I know I'm famous and all now, but I have to tell you, some days I get really bummed. I feel like all I'm good for is watering the plants, fertilizing the lawn and keeping the guy with the shovel in a job. Heck, I might as well put flowers in my mane and tiptoe through the damn tulips.

They tell me being gelded is for my own good, of course, that it helps me focus on running. Right. Uh-huh. What am I, stupid? For their own good is more like it. They're the ones cashing those big, old checks after I kick booty on race day. I see them drinking champagne up there in the clubhouse with all the beautiful people. Me? I get a bucket of cold water thrown on me and another friggin' apple shoved down my throat.

Let me tell you something, my man. I'm a nice guy, but one more apple and somebody is going to get kicked where it hurts. Or, in my case, where it doesn't.

You know why I won those two races so easily, don't you? Because I was mad. I'm talking big-time PO'd. You should hear the other horses talk trash to me while we're walking to the post. Empire Maker calls me Sleepy Hollow. God, I hate that guy. Scrimshaw says not to sweat it, that I'll be able to adopt. Even my own stablemates diss me. Yeah, like I want to be shooting pool with a rope.

Funny Cide
"Please don't call me a stud, Jose. That just hurts."
We call Ten Most Wanted Shorty, but, right about now, I'd give anything to be in his horseshoes. A few more races and he'll spend the rest of his life eating sugar and camping out in some breeding shed in Kentucky. You know why they call them breeding sheds, don't you? Because heaven was already taken. It's not fair, I tell you. The guy couldn't hold my jock if I needed one.
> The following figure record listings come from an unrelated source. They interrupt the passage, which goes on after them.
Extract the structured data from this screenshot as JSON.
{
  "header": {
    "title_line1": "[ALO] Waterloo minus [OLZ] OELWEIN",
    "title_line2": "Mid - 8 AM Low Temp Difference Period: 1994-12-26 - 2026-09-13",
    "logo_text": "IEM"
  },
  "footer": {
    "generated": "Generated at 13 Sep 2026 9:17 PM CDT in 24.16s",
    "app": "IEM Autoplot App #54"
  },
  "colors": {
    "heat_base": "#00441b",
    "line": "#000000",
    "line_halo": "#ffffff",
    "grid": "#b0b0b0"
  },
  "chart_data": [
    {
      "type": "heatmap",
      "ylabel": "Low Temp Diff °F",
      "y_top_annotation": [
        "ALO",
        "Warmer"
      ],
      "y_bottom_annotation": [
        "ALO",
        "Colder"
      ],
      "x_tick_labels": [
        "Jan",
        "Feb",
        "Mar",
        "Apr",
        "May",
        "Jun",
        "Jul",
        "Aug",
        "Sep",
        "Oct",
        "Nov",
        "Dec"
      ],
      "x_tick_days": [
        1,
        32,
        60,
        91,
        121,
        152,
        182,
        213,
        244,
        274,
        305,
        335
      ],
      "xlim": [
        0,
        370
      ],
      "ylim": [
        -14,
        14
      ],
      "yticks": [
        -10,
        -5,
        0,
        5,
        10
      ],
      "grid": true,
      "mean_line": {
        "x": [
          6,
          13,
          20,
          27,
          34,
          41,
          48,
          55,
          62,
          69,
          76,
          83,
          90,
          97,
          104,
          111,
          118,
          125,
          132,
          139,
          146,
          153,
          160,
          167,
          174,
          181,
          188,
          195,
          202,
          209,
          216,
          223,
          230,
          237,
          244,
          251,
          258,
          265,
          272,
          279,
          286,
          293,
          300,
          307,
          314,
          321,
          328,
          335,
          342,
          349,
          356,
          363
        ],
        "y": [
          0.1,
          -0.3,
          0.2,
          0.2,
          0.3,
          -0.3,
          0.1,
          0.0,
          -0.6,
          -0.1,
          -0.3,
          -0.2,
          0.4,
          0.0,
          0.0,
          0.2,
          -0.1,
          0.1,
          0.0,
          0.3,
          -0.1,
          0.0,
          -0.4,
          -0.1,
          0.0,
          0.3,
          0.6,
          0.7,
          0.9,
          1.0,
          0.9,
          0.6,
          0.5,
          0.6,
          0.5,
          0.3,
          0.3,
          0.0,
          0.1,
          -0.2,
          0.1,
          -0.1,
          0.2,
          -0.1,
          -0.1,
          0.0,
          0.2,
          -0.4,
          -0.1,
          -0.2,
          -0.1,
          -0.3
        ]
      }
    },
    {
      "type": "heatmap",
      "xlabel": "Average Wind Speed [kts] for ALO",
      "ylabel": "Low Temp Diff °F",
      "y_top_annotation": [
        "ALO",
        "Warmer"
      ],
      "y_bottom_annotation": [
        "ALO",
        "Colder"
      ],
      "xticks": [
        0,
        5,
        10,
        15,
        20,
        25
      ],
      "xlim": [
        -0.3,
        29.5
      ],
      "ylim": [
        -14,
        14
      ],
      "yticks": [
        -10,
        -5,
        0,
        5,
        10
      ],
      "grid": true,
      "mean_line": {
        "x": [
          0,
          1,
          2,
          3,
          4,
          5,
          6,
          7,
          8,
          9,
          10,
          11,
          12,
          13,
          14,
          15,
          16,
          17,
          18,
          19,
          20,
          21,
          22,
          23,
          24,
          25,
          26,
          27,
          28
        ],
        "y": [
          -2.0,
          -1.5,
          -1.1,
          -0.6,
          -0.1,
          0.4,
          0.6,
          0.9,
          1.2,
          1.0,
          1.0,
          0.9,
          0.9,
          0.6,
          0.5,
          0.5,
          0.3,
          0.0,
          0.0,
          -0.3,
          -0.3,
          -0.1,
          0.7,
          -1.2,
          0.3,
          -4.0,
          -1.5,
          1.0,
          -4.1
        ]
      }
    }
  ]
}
After this weekend, I'll be getting ready for my next race. It's not like I have a choice. My owners plan on running me until I'm 64 or until O.J. 'fesses up, whichever comes later. I'm only exaggerating a little, you know. John Henry won the Santa Anita Handicap when he was 9, and I could have beaten him in my sleep. Which reminds me. When it comes to things to do when the sun goes down, sleep is highly overrated.

Well, I've gotta go now, America. They tell me I need my rest before Saturday's big race. Not! You and I both know I'm going to dust those plowboys without breaking a sweat. I might even go Secretariat on them and lap the field, just to stick it in Empire Maker's grill. I figure, if he gets faced again, they'll make him eat apples for a week.

So what am I going to do then, after I win the Triple Crown? What else?

I'm going to have a cigarette.

Jim Armstrong, a sports columnist for the Denver Post, is a regular contributor to Page 2.